There are two major selling points for oxyfuel: the equipment is inexpensive, and you can be up and running fairly quickly. However, the process is comparatively slow and it’s only good for cutting carbon steel; oxyfuel is not effective on other types of metal such as stainless steel or aluminum. In addition, the carbon steel workpiece must be preheated before cutting, further reducing productivity. There are also safety issues associated with the use of highly flammable and unstable acetylene, the most common fuel gas used with this process.

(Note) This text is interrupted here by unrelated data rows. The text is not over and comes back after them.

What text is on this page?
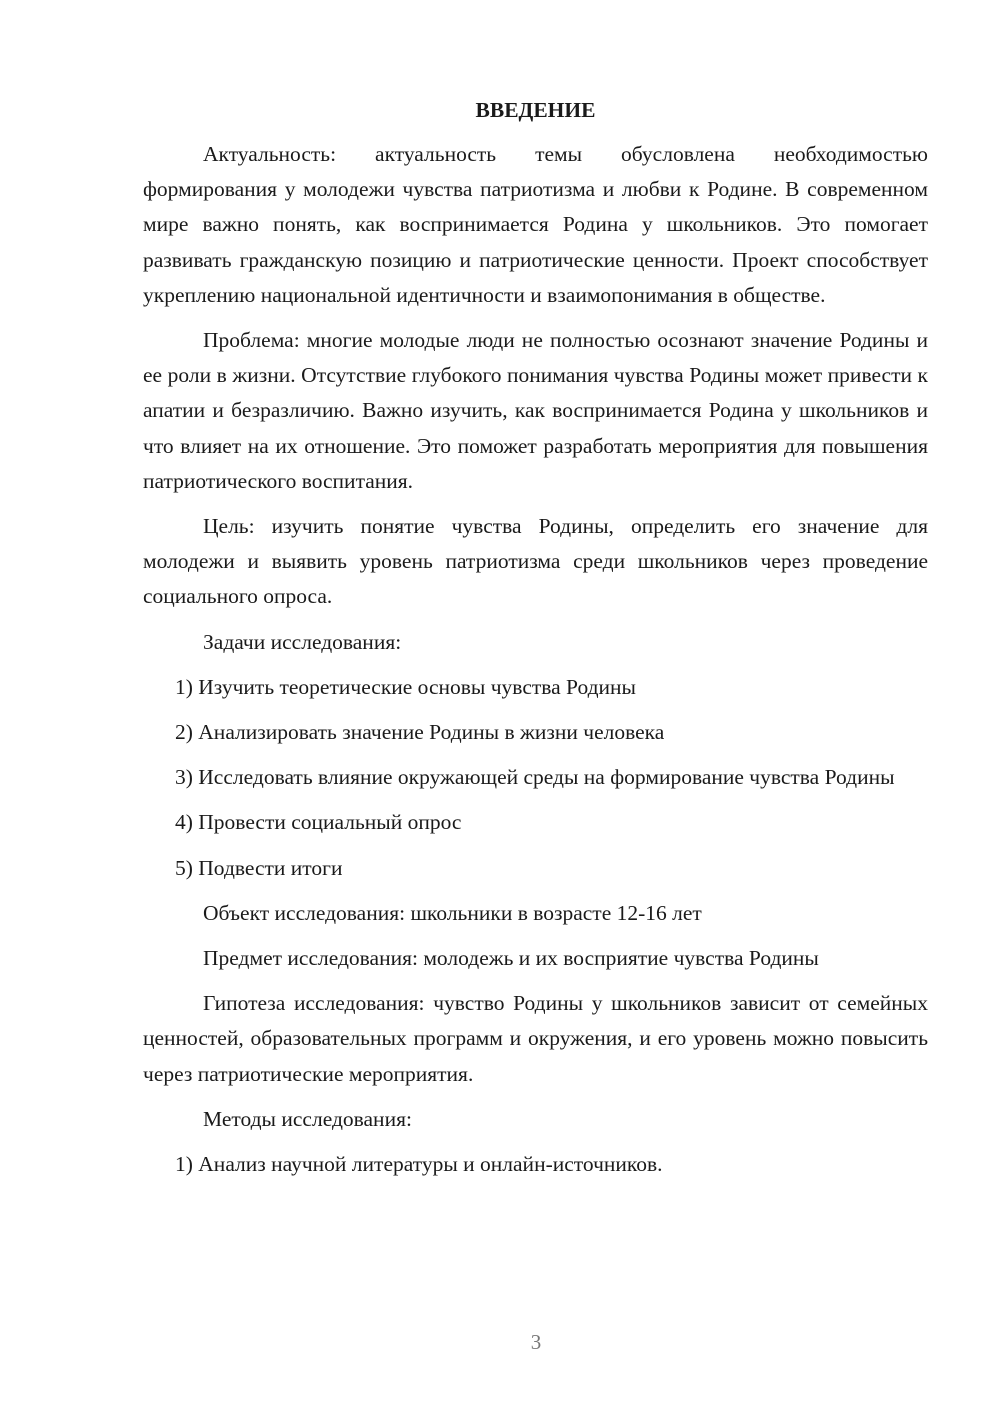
ВВЕДЕНИЕ

Актуальность: актуальность темы обусловлена необходимостью формирования у молодежи чувства патриотизма и любви к Родине. В современном мире важно понять, как воспринимается Родина у школьников. Это помогает развивать гражданскую позицию и патриотические ценности. Проект способствует укреплению национальной идентичности и взаимопонимания в обществе.

Проблема: многие молодые люди не полностью осознают значение Родины и ее роли в жизни. Отсутствие глубокого понимания чувства Родины может привести к апатии и безразличию. Важно изучить, как воспринимается Родина у школьников и что влияет на их отношение. Это поможет разработать мероприятия для повышения патриотического воспитания.

Цель: изучить понятие чувства Родины, определить его значение для молодежи и выявить уровень патриотизма среди школьников через проведение социального опроса.

Задачи исследования:

1) Изучить теоретические основы чувства Родины

2) Анализировать значение Родины в жизни человека

3) Исследовать влияние окружающей среды на формирование чувства Родины

4) Провести социальный опрос

5) Подвести итоги

Объект исследования: школьники в возрасте 12-16 лет

Предмет исследования: молодежь и их восприятие чувства Родины

Гипотеза исследования: чувство Родины у школьников зависит от семейных ценностей, образовательных программ и окружения, и его уровень можно повысить через патриотические мероприятия.

Методы исследования:

1) Анализ научной литературы и онлайн-источников.

3
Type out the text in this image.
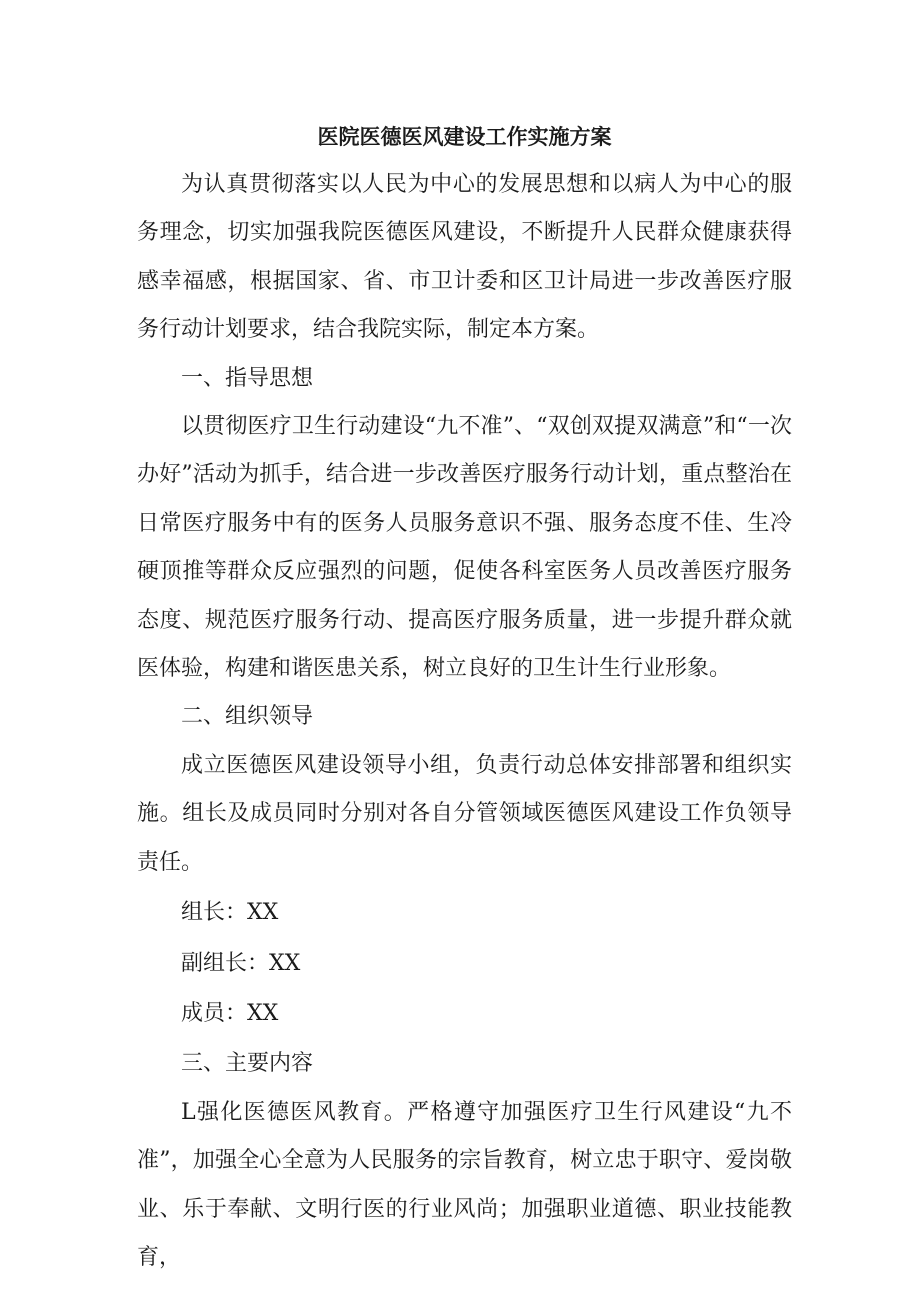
医院医德医风建设工作实施方案

为认真贯彻落实以人民为中心的发展思想和以病人为中心的服务理念，切实加强我院医德医风建设，不断提升人民群众健康获得感幸福感，根据国家、省、市卫计委和区卫计局进一步改善医疗服务行动计划要求，结合我院实际，制定本方案。

一、指导思想

以贯彻医疗卫生行动建设“九不准”、“双创双提双满意”和“一次办好”活动为抓手，结合进一步改善医疗服务行动计划，重点整治在日常医疗服务中有的医务人员服务意识不强、服务态度不佳、生冷硬顶推等群众反应强烈的问题，促使各科室医务人员改善医疗服务态度、规范医疗服务行动、提高医疗服务质量，进一步提升群众就医体验，构建和谐医患关系，树立良好的卫生计生行业形象。

二、组织领导

成立医德医风建设领导小组，负责行动总体安排部署和组织实施。组长及成员同时分别对各自分管领域医德医风建设工作负领导责任。

组长：XX

副组长：XX

成员：XX

三、主要内容

L强化医德医风教育。严格遵守加强医疗卫生行风建设“九不准”，加强全心全意为人民服务的宗旨教育，树立忠于职守、爱岗敬业、乐于奉献、文明行医的行业风尚；加强职业道德、职业技能教育，
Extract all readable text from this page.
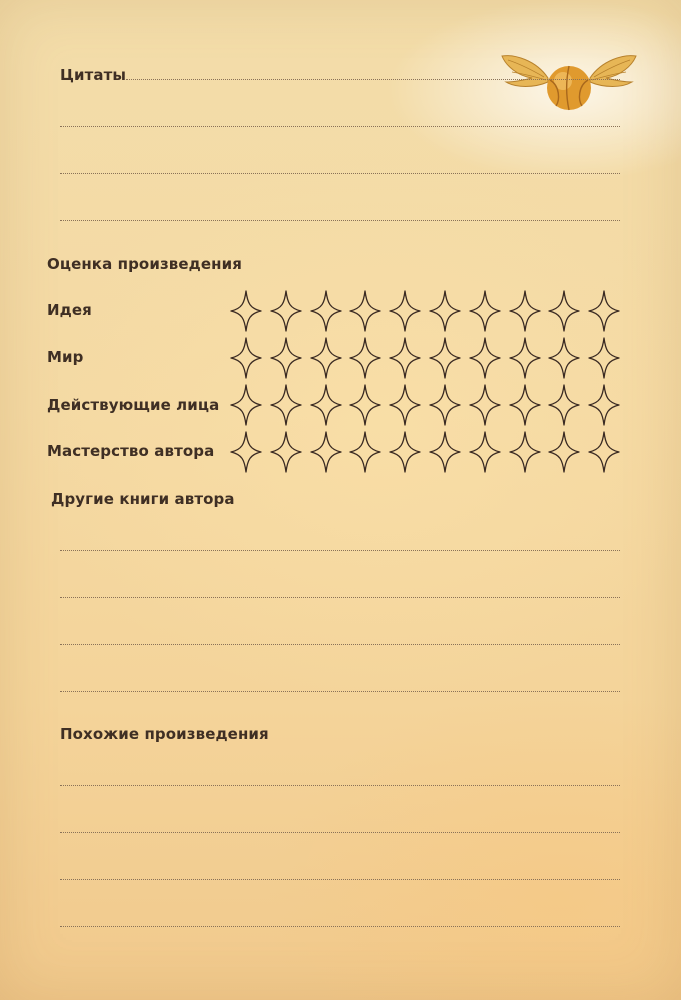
Цитаты
Оценка произведения
Идея
Мир
Действующие лица
Мастерство автора
Другие книги автора
Похожие произведения
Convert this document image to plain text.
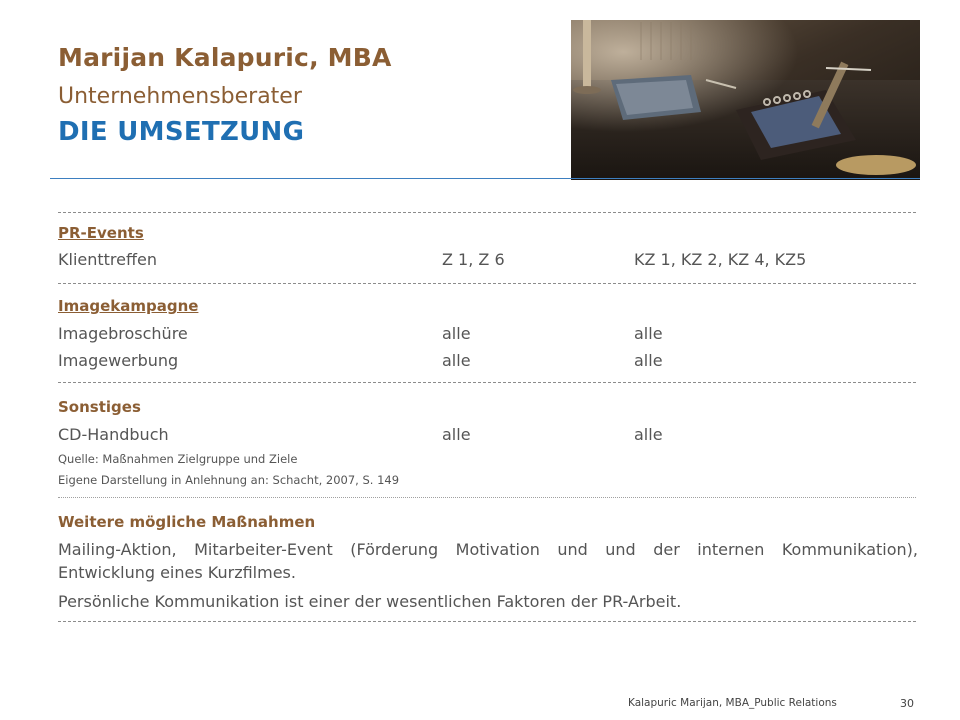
Marijan Kalapuric, MBA
Unternehmensberater
DIE UMSETZUNG
PR-Events
Klienttreffen	Z 1, Z 6	KZ 1, KZ 2, KZ 4, KZ5
Imagekampagne
Imagebroschüre	alle	alle
Imagewerbung	alle	alle
Sonstiges
CD-Handbuch	alle	alle
Quelle: Maßnahmen Zielgruppe und Ziele
Eigene Darstellung in Anlehnung an: Schacht, 2007, S. 149
Weitere mögliche Maßnahmen
Mailing-Aktion, Mitarbeiter-Event (Förderung Motivation und und der internen Kommunikation), Entwicklung eines Kurzfilmes.
Persönliche Kommunikation ist einer der wesentlichen Faktoren der PR-Arbeit.
Kalapuric Marijan, MBA_Public Relations	30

Oxyfuel is a good choice for those who primarily need to cut thick (more than 51 mm or 2”) carbon steel. In addition, oxyfuel can be an economical alternative if you don’t have many parts to cut and aren’t especially concerned about productivity or per-part profitability. Compared to a Hypertherm plasma system with drag cutting capability (handheld systems only), the process does require a little more training and operator expertise. However, a skilled operator can achieve very good cut quality with oxyfuel.
In high-production shops, oxyfuel is frequently used on automated cutting machines for cutting relatively small parts in multiples, often using several torches on the same gantry. When multiple torches are used, the process offers high productivity on thicker materials, typically 5/8” and greater.
After cutting parts with oxyfuel, the parts are heavily oxidized and need considerable (time-consuming) clean-up, often including heavy grinding to remove dross.
Primary uses and applications:
- Cutting steel for fabrication or dismantling
- Heating parts for bending, straightening, heat treating or other reasons
- Loosening stuck, rusty parts and bolts during rework/repair; unlike plasma, oxyfuel can loosen a rusty nut from a bolt without damage
How oxyfuel works
Oxyfuel cutting uses a fuel gas to preheat steel to its “kindling” temperature (1,800˚F) then activates a pure oxygen jet that uses an exothermic reaction to rapidly oxidize the steel.